# Scooter comes home!!!



## flash (Jul 27, 2009)

Thanks to all the Forum members who offered thoughts and prayers for my little guy, Scooter. He is doing much better, but we have to keep and eye on him. Kidney's are still a little bit of an issue. It sure was an empty house with out him. 



The ride home



Resting on his favorite cushion.

Thanks again to all.


----------



## pineywoods (Jul 27, 2009)

Great news


----------



## the dude abides (Jul 27, 2009)

Glad to hear things sound better than they did.  Better keep him away from the Q and the beers for a couple of weeks.


----------



## werdwolf (Jul 27, 2009)

Oh what a good feeling that must be.  Hope things continue to go well.  This is an awesome site for all kinds of support.

I know when we lost our Aspen the support was welcome.


----------



## dexter (Jul 27, 2009)

I will continue to keep scooter in my prayers. Glad he's home.


----------



## bbq engineer (Jul 27, 2009)

Great news Flash!  
	

	
	
		
		



		
		
	


	





I'm pulling for the little guy!


----------



## travcoman45 (Jul 27, 2009)

Great ta hear flash!  Hope the little feller keeps it on the up swing.


----------



## garyt (Jul 27, 2009)

Glad to hear it !!!!!!!!!!!!


----------



## pignit (Jul 27, 2009)




----------



## morkdach (Jul 27, 2009)

WELCOME HOME SCOOTER.
GREAT NEWS FLASH


----------



## hemi (Jul 27, 2009)

I am sure glad to hear he came home ok..  I am a member of 
a Rottie Rescue group and I get along with dogs and animals 
a LOT better than people usually..  I am ALWAYS glad to hear
good news about them .. Go Scooter !!    Hemi..


----------



## ronp (Jul 27, 2009)

Come on Scooter, you can do it.

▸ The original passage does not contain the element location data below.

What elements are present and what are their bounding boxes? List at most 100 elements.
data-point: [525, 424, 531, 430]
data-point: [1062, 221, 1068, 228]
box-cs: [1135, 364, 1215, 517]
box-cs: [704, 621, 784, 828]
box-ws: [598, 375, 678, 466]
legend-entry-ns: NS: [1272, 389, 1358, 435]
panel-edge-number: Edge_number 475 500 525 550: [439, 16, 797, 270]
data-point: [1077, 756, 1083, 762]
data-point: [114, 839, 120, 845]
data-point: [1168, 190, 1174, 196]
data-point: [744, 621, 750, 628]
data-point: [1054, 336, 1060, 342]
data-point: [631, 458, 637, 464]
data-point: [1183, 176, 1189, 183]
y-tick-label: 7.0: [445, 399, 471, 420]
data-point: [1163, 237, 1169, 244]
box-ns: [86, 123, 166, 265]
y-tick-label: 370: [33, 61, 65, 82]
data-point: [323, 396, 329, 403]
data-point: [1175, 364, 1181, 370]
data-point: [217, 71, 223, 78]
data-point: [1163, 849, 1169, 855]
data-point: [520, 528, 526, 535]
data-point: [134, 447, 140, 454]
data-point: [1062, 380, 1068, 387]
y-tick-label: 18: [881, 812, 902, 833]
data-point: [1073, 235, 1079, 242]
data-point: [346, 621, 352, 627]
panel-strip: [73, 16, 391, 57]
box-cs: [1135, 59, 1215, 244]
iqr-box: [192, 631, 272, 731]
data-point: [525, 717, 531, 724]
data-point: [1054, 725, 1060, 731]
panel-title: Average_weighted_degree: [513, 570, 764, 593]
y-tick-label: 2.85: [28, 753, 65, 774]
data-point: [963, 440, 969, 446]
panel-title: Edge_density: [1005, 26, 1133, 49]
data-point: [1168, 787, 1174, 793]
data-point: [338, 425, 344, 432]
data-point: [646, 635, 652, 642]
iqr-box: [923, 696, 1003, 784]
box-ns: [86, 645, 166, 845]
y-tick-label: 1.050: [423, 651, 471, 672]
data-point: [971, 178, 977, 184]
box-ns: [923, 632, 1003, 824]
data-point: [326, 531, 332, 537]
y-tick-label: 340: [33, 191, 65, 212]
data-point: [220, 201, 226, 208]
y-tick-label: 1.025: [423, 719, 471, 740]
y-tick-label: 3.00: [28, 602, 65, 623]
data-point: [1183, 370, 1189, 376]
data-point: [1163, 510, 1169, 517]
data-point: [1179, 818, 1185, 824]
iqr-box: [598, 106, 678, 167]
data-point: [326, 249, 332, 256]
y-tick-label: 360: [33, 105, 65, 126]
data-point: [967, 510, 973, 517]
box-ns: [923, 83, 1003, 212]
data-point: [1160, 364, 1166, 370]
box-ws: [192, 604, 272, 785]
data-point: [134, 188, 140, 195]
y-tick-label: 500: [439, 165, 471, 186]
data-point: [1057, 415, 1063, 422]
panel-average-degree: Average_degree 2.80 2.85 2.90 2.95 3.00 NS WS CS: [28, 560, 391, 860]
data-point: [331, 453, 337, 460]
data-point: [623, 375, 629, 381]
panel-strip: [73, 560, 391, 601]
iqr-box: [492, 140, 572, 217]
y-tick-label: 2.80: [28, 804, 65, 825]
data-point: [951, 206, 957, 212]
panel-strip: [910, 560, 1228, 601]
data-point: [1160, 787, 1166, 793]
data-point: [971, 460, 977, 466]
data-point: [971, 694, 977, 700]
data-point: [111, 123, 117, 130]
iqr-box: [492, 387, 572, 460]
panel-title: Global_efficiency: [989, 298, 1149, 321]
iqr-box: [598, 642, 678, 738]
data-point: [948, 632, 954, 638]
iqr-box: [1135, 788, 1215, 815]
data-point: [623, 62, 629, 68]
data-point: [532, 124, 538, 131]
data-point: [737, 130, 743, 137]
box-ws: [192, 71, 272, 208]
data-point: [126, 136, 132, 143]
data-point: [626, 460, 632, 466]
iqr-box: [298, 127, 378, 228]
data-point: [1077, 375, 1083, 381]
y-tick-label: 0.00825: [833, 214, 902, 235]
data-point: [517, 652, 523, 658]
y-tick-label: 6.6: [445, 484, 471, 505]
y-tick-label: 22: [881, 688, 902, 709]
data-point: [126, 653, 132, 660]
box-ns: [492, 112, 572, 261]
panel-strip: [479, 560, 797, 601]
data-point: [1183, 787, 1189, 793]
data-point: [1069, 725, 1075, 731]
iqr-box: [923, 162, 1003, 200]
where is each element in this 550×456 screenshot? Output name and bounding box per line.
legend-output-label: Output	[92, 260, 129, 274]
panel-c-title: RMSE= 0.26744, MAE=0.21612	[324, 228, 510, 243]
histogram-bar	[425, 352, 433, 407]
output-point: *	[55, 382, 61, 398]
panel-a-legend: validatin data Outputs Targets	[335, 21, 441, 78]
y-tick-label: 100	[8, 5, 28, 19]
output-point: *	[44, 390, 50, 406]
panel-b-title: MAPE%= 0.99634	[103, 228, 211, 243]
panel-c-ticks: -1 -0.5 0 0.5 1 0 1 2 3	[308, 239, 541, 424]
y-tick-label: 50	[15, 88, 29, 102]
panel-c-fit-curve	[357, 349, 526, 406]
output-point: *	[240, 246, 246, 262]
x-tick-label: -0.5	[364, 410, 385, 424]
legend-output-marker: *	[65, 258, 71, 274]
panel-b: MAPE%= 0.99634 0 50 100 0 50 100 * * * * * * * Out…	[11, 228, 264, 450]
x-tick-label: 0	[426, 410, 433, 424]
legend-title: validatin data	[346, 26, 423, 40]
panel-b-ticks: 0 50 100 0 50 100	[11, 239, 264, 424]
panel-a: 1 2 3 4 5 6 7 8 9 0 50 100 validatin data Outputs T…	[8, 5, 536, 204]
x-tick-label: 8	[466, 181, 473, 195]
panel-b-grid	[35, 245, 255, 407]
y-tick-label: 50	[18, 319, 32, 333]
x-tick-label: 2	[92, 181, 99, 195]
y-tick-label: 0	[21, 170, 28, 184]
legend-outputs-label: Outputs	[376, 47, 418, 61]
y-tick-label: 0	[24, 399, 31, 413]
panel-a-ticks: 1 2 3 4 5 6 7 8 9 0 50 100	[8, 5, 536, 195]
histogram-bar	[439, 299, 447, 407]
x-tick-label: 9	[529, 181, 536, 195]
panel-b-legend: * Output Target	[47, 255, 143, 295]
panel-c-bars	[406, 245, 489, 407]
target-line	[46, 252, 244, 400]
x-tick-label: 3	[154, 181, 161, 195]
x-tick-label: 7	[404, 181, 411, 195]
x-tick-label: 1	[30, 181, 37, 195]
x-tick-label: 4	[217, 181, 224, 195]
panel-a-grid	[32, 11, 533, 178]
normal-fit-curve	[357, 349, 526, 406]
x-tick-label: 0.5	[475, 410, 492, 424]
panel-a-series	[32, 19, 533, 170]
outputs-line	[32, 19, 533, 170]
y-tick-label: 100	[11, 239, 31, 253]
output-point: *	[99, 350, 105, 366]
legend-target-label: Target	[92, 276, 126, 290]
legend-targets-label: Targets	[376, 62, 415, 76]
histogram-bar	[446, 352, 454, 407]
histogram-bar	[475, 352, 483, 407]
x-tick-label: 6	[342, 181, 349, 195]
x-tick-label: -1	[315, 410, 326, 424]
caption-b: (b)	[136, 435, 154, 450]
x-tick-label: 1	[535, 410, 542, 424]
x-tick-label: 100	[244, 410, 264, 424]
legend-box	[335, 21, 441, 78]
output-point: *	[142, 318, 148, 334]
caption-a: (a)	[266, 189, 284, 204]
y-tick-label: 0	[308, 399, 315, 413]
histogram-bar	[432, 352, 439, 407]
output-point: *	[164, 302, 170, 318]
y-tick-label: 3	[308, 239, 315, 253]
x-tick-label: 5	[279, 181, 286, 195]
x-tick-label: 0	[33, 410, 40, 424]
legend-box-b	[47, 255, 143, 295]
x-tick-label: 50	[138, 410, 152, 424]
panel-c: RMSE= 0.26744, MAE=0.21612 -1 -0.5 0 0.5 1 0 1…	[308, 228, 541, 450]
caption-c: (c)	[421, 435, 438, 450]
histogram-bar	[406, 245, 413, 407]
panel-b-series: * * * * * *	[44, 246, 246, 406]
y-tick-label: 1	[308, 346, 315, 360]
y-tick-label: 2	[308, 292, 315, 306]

Huray from Luckie and Jackpot!!! And Carol and me of course.


----------



## beer-b-q (Jul 27, 2009)

Great News, everyone is praying for his full recovery.


----------



## flash (Jul 27, 2009)

Thanks everybody. At the Vet's, I had to hand feed him, but tonight he ate all by himself with no assistance. 
	

	
	
		
		



		
		
	


	




 No tail wagging yet though, maybe tomorrow.


----------



## smokeamotive (Jul 27, 2009)

Good news for sure. Hope he continues his recovery. GO SCOOTER!


----------



## desertlites (Jul 28, 2009)

great news Flash.


----------



## ronp (Jul 28, 2009)

Every dog I have had loves liver sausage, Braunshwager sp?. Get him a chunk of that, might get him a waggin.


----------



## gnubee (Jul 28, 2009)

That makes my day. Thanks for the update. He is such a cutie. 

I always like ice cream when I'm feeling down. But he'd probably like a rack of baby backs.


----------



## 66galaxie (Jul 28, 2009)

Glad to hear your dog is doing better!


----------



## flash (Jul 28, 2009)

I am sure he would love some Beef Ribs right now, but afraid his diet will make a major change to a more bland one. 
	

	
	
		
		



		
		
	


	




 I need to work as much fat out of his diet as I can.


----------



## fired up (Jul 28, 2009)

That is great news! Hang in there Scooter.


----------